Dies gilt nicht nur für Hackerangriffe, sondern auch bei Viren- oder Wurmattacken, wie die polizeilichen Ermittlungen gegen den Programmierer des Sasser-Wurms zeigen. Der junge Mann aus dem niedersächsischen Rotenburg richtete mit seinem Wurmschädling im Mai letzten Jahres weltweit vermutlich Schäden in Millionenhöhe an. Betroffen war zum Beispiel die US-amerikanische Fluggesellschaft Delta Air, die ihren gesamten Flugverkehr für etliche Stunden einstellen musste. Auch die britische Küstenwache hatte sich den Sasser-Wurm eingefangen und konnte nur eingeschränkt arbeiten. Und bei der Europäischen Kommission in Brüssel fielen mehr als tausend Computer vorübergehend aus.

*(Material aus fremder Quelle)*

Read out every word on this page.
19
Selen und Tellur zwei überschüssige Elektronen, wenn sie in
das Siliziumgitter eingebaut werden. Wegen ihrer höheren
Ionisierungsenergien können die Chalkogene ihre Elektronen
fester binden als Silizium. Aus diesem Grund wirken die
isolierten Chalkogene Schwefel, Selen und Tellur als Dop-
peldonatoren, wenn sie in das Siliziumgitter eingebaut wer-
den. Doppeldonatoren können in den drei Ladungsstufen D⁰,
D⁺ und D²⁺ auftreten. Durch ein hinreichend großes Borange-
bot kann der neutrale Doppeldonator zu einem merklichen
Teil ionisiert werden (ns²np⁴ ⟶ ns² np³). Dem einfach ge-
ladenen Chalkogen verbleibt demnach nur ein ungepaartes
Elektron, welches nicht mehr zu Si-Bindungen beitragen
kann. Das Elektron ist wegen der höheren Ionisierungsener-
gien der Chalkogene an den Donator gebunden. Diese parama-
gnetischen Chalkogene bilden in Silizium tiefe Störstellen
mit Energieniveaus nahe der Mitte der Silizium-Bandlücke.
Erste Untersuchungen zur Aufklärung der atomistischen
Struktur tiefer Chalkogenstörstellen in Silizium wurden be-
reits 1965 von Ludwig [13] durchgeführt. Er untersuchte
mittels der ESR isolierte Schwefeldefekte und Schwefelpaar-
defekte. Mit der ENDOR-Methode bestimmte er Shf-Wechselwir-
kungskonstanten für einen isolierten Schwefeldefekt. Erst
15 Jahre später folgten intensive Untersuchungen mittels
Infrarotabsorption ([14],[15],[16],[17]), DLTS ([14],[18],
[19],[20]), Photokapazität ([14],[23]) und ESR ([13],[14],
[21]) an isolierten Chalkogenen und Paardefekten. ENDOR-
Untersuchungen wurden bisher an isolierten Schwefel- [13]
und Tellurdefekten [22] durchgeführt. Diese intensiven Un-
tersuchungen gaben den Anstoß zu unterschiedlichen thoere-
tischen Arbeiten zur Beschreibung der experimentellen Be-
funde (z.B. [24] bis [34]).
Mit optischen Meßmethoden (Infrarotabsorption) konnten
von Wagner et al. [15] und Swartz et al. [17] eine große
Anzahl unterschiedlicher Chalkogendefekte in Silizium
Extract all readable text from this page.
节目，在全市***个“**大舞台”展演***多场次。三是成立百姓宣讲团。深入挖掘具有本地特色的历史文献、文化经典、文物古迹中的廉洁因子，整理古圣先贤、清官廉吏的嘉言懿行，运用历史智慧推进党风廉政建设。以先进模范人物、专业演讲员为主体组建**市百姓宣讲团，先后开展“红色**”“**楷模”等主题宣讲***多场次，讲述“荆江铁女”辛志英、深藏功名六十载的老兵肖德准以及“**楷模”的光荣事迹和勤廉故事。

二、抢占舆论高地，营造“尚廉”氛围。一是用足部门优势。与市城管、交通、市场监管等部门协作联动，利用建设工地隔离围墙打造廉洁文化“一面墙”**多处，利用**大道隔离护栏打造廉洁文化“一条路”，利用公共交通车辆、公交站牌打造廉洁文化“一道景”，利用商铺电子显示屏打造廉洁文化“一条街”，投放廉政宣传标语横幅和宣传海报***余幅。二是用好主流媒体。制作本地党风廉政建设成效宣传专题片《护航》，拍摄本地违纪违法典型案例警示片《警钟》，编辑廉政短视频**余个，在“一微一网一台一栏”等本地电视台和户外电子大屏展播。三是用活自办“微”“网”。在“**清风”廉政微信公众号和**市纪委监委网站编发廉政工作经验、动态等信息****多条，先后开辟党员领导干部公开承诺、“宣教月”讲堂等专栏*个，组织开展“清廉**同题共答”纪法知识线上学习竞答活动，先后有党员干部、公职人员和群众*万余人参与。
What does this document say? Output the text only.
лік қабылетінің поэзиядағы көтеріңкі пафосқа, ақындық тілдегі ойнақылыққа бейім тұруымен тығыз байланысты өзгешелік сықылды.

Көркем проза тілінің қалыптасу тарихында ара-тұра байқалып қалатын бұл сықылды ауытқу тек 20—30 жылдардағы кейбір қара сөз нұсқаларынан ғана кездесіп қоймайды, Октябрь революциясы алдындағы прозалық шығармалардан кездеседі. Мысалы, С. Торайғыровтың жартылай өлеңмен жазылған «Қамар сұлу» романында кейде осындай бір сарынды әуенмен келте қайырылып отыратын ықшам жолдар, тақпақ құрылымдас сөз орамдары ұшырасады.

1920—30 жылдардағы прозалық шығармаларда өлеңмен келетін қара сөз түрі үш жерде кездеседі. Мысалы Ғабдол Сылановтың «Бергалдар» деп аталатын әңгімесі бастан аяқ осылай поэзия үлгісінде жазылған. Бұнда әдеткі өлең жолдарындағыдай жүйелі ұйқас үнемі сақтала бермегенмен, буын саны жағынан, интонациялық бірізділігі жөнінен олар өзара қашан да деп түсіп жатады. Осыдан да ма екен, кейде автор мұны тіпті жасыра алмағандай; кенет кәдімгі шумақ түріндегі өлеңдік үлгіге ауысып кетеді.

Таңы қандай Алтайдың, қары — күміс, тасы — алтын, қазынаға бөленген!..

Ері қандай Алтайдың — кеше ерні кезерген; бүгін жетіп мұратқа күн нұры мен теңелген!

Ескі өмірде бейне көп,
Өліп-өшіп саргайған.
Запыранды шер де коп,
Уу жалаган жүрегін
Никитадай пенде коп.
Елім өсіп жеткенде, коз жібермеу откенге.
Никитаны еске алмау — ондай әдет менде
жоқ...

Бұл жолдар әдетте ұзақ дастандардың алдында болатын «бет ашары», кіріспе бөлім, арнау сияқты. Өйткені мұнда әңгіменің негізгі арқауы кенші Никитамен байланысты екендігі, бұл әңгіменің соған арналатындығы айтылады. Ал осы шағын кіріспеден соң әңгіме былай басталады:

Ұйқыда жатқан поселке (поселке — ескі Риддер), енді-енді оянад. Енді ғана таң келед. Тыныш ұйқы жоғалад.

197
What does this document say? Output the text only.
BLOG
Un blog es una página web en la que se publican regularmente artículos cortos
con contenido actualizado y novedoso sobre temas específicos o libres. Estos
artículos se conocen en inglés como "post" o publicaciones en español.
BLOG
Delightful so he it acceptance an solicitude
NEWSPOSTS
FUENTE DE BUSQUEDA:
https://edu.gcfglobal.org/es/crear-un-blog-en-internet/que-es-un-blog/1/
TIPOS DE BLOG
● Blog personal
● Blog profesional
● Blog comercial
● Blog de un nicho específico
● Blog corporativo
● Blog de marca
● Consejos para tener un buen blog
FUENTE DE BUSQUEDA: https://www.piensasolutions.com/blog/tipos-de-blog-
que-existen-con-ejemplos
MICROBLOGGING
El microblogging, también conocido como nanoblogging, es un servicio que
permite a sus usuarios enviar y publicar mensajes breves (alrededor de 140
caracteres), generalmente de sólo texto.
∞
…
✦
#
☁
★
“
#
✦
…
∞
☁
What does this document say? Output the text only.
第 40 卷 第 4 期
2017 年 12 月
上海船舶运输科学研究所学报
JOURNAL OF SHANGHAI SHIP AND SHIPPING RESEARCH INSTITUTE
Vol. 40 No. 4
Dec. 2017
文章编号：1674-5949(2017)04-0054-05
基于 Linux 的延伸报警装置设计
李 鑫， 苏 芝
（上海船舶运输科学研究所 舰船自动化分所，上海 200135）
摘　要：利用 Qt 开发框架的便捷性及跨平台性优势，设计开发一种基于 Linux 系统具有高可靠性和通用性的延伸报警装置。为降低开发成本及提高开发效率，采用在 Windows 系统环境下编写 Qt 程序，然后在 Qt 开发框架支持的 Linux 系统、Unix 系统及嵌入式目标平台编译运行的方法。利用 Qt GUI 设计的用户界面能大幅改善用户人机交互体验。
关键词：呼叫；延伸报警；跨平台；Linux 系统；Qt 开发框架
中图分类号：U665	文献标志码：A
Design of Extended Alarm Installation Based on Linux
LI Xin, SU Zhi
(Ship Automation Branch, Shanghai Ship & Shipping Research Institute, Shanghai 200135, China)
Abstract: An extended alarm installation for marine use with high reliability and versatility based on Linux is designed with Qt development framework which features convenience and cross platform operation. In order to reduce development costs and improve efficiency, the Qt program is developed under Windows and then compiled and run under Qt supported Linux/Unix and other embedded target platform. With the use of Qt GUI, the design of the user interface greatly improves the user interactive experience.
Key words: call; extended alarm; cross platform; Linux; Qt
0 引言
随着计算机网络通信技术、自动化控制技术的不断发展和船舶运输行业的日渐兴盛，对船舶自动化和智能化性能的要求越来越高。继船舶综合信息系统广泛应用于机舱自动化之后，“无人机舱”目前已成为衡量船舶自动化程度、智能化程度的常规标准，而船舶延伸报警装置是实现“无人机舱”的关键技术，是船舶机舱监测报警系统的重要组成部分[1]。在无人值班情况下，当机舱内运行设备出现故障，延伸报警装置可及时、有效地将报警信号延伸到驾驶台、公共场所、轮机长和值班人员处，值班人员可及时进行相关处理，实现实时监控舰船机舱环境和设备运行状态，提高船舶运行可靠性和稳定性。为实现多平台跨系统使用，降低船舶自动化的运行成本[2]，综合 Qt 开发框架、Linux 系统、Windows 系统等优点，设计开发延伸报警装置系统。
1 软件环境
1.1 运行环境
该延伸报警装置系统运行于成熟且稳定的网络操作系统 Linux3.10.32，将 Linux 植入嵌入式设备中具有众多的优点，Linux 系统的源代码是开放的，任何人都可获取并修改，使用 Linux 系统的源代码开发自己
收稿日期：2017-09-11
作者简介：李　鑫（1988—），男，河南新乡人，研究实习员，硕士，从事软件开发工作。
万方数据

In Anbetracht solcher Auswirkungen sind die beim zuständigen Landgericht in Verden aktenkundig gemachten Schadenssummen verschwindend gering. Die meisten der betroffenen Firmen halten sich mit ihren Forderungen vornehm zurück. Sie befürchten offenbar Imageschäden, wenn bekannt würde, dass sie sicherheitstechnisch nicht in der Lage waren, den Sasser-Wurm abzuwehren und die Daten ihrer Kunden wirksam vor Angriffen von außen zu schützen.

Hinzu kommt, dass die betroffenen Unternehmen ihre Schäden exakt beziffern und eine Kausalität zwischen dem Wurmangriff und dem entstandenen Schaden nachweisen müssten. Das Gericht hätte dann zu prüfen, ob und inwieweit den klagenden Unternehmen Fahrlässigkeit oder gar ein Mitverschulden vorgeworfen werden könnte. Eine solche Untersuchung dürfte den wenigsten Unternehmen genehm sein, müssten sie ihre sensiblen (Sicherheits-)Karten dann doch vollständig auf den Tisch legen. Deshalb darf es kaum verwundern, dass die zuständige Staatsanwaltschaft im Falle des Sasser-Wurm-Schreibers trotz der geschätzten Millionenschäden in ihrer Anklageschrift nur eine Schadenssumme von 130.000 Euro nennt.

Informationspflicht die Lösung?

US-amerikanische Daten- und Verbraucherschützer nehmen den Datendiebstahl bei ChoicePoint zum Anlass, eine gesetzliche Informationspflicht zu fordern. Privatunternehmen und staatliche Stellen hätten bei einem Einbruch in ihre Computersysteme durch Hacker oder Schadprogramme gegenüber denjenigen, deren Datensätze betroffen seien, eine sofortige, konkrete Informationspflicht, erklären sie und fordern den US-Gesetzgeber auf, entsprechende Gesetze zu erlassen.

Sie weisen darauf hin, dass Kalifornien als einziger US-Bundesstaat seit dem 1.Juli 2003 ein Gesetz besitzt, das jedem Unternehmen vorschreibt, seine Kunden unverzüglich zu informieren, wenn Unberechtigte Zugriff auf deren persönliche Daten bekommen haben. Dieses Gesetz habe dafür gesorgt, dass der Datendiebstahl in der kalifornischen Niederlassung der Firma ChoicePoint überhaupt erst ans Licht der Öffentlichkeit gekommen sei.